Ihr Blick fiel auf Weimar. Zwar weniger urban als Hamburg oder Danzig, ein eher beschauliches Landstädtchen, in dessen Straßen Misthaufen lagen und Schafherden durchzogen, war es doch der Wohnort Goethes und das Zentrum der damaligen Elite des deutschen Geisteslebens. Im Mai 1806 unternimmt Johanna in Begleitung von Felix Ratzky, der Liaison ihrer jüngeren Schwester Charlotte, eine Erkundungsreise Richtung Thüringen. In Weimar angekommen, knüpft sie erste Kontakte, so zu ihrem Danziger Landsmann und Autor Johannes Daniel Falk, der in persönlicher Verbindung zu Goethe steht. Auch mit Carl Ludwig Fernow, dem Kunstgelehrten und Italienkenner, wird sie bekannt. Er sollte zu einem der engsten Freunde der Familie werden. Johanna entschließt sich, eine Vierzimmerwohnung nahe dem Theater zu mieten. Sie kehrt Ende Mai nach Hamburg zurück und bereitet dort den Umzug vor.

Am 28. September 1806 zieht Johanna Schopenhauer mit ihrer neunjährigen Tochter Adele in ihr neues Weimarer Domizil. Sie werden bis 1829 in Weimar wohnen. Für Johanna Schopenhauer wird es die fruchtbarste und erfolgreichste Periode in ihrem Leben werden. Doch auf kurze Sicht steht ihr eine äußerst schwierige Zeit bevor. Die napoleonischen Kriege haben Weimar wieder erreicht. Die Franzosen stehen vor der Stadt. Etwas mehr als zwei Wochen nach Johannas Umzug nach Weimar findet in nächster Nähe die Schlacht von Jena und Auerstädt statt, in der Preußen und mit ihm seine sächsisch-weimarischen Verbündeten vernichtend geschlagen werden.
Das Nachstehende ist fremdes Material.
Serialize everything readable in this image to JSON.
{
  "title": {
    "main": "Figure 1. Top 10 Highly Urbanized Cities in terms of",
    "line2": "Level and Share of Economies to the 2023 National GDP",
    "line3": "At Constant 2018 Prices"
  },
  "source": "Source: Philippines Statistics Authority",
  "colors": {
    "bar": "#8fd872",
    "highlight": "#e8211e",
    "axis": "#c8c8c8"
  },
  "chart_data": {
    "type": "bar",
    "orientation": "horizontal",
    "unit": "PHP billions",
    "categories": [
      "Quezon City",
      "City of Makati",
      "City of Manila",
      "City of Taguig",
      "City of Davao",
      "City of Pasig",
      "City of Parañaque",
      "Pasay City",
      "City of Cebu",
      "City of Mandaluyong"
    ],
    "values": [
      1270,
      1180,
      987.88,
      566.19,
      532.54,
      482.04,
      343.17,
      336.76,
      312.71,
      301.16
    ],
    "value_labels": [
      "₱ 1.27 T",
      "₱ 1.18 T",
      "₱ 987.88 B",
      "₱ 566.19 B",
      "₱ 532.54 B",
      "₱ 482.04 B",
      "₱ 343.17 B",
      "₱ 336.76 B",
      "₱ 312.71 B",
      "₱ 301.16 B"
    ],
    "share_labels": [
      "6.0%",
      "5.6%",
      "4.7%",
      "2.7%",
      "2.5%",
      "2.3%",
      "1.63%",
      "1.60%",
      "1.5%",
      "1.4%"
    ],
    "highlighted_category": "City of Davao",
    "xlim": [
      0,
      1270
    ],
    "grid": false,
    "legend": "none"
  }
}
Für alle Bewohner Weimars bedeutete dies eine unmittelbare Gefahr für Leben und Eigentum. Seit September war preußisches Militär in Weimar einquartiert. Goethe hatte zunächst die politischen Wolken, die am Himmel aufzogen, ignoriert. Noch unter dem Eindruck des Todes Schillers stehend, zog er sich in die Arbeit zurück und widmete sich der Vollendung seiner Farbenlehre. Erst als nach der verlorenen Schlacht marodierende französische Soldaten durch Weimar ziehen, kann er sich den Ereignissen nicht mehr entziehen. Sie treffen ihn hart und unvorbereitet. Infanteristen mit gezücktem Bajonett dringen in sein Schlafzimmer ein.10 Goethe muss um Leben und Eigentum fürchten. Mit Glück, Geschick und dank Christianes beherztem Eingreifen gelingt es schließlich, die Soldaten wieder aus dem Haus zu drängen. Goethe war mit dem Schrecken davongekommen.
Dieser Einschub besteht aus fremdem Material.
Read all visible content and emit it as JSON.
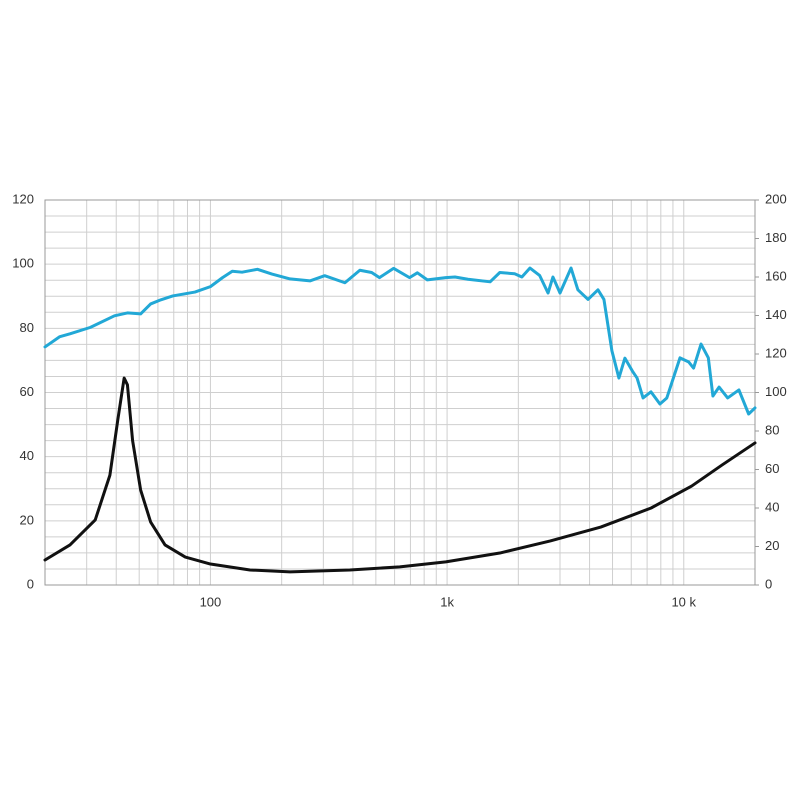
{
  "chart_data": {
    "type": "line",
    "xscale": "log",
    "xlim": [
      20,
      20000
    ],
    "xticks": [
      100,
      {
        "value": 1000,
        "label": "1k"
      },
      {
        "value": 10000,
        "label": "10 k"
      }
    ],
    "xminor": [
      20,
      30,
      40,
      50,
      60,
      70,
      80,
      90,
      200,
      300,
      400,
      500,
      600,
      700,
      800,
      900,
      2000,
      3000,
      4000,
      5000,
      6000,
      7000,
      8000,
      9000,
      20000
    ],
    "ylim": [
      0,
      120
    ],
    "yticks": [
      0,
      20,
      40,
      60,
      80,
      100,
      120
    ],
    "yminor": [
      5,
      10,
      15,
      25,
      30,
      35,
      45,
      50,
      55,
      65,
      70,
      75,
      85,
      90,
      95,
      105,
      110,
      115
    ],
    "y2lim": [
      0,
      200
    ],
    "y2ticks": [
      0,
      20,
      40,
      60,
      80,
      100,
      120,
      140,
      160,
      180,
      200
    ],
    "grid": true,
    "series": [
      {
        "color": "#22a8d6",
        "x": [
          20,
          23.1,
          25.5,
          31.1,
          39.3,
          44.6,
          50.7,
          55.9,
          61.8,
          69.3,
          86,
          100,
          112.5,
          123.7,
          136,
          158,
          182,
          217,
          264,
          304,
          370,
          428,
          480,
          518,
          594,
          694,
          749,
          825,
          987,
          1080,
          1225,
          1520,
          1670,
          1930,
          2070,
          2240,
          2460,
          2670,
          2800,
          3000,
          3340,
          3570,
          3940,
          4340,
          4600,
          4970,
          5320,
          5640,
          6100,
          6350,
          6730,
          7270,
          7930,
          8480,
          9640,
          10500,
          11000,
          11830,
          12700,
          13280,
          14100,
          15330,
          17100,
          18800,
          20000
        ],
        "values": [
          74.2,
          77.4,
          78.3,
          80.3,
          83.9,
          84.8,
          84.5,
          87.6,
          88.9,
          90.1,
          91.3,
          93,
          95.8,
          97.8,
          97.5,
          98.4,
          96.9,
          95.4,
          94.8,
          96.4,
          94.2,
          98.1,
          97.4,
          95.8,
          98.7,
          95.8,
          97.3,
          95.1,
          95.8,
          96,
          95.3,
          94.5,
          97.4,
          97,
          96,
          98.8,
          96.5,
          91,
          96,
          91,
          98.8,
          92,
          89,
          92,
          89,
          73,
          64.5,
          70.7,
          66.4,
          64.5,
          58.3,
          60.2,
          56.4,
          58.3,
          70.8,
          69.5,
          67.6,
          75.1,
          70.8,
          58.9,
          61.7,
          58.3,
          60.8,
          53.3,
          55.2
        ]
      },
      {
        "color": "#111111",
        "axis": "y2",
        "x": [
          20,
          25.5,
          32.6,
          37.6,
          40.6,
          43.2,
          44.6,
          46.9,
          50.7,
          55.9,
          64.3,
          78.3,
          100,
          147,
          217,
          388,
          631,
          987,
          1670,
          2730,
          4460,
          7280,
          10800,
          14500,
          20000
        ],
        "values": [
          13,
          20.8,
          33.8,
          57,
          85.7,
          107.5,
          104,
          75,
          49.4,
          32.7,
          20.8,
          14.5,
          10.9,
          7.8,
          6.8,
          7.8,
          9.4,
          12,
          16.6,
          22.9,
          30.1,
          40,
          51.4,
          62.3,
          73.8
        ]
      }
    ]
  }
}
Doch andere Häuser in Weimar brennen oder werden geplündert. Auch das Haus der Johanna Schopenhauer wird bedroht. Mit Klugheit und Tatkraft kann aber auch sie ihr Domizil retten. Zu Hilfe kommen ihr dabei ihre französischen Sprachkenntnisse, ihre gesellschaftliche Gewandtheit und ihr Mut, sich mit dem französischen Stadtkommandanten ins Benehmen zu setzen. Die Tatsache, dass sie darüber hinaus noch unermüdlich Hilfe für die notleidende Stadtbevölkerung organisiert, verschafft ihr schließlich die Anerkennung der Weimarer Eliten und das Eintrittsbillet in die höhere Weimarer Gesellschaft. Sie war schnell in Weimar angekommen und begann nun, eine eigene gesellschaftliche Rolle zu spielen.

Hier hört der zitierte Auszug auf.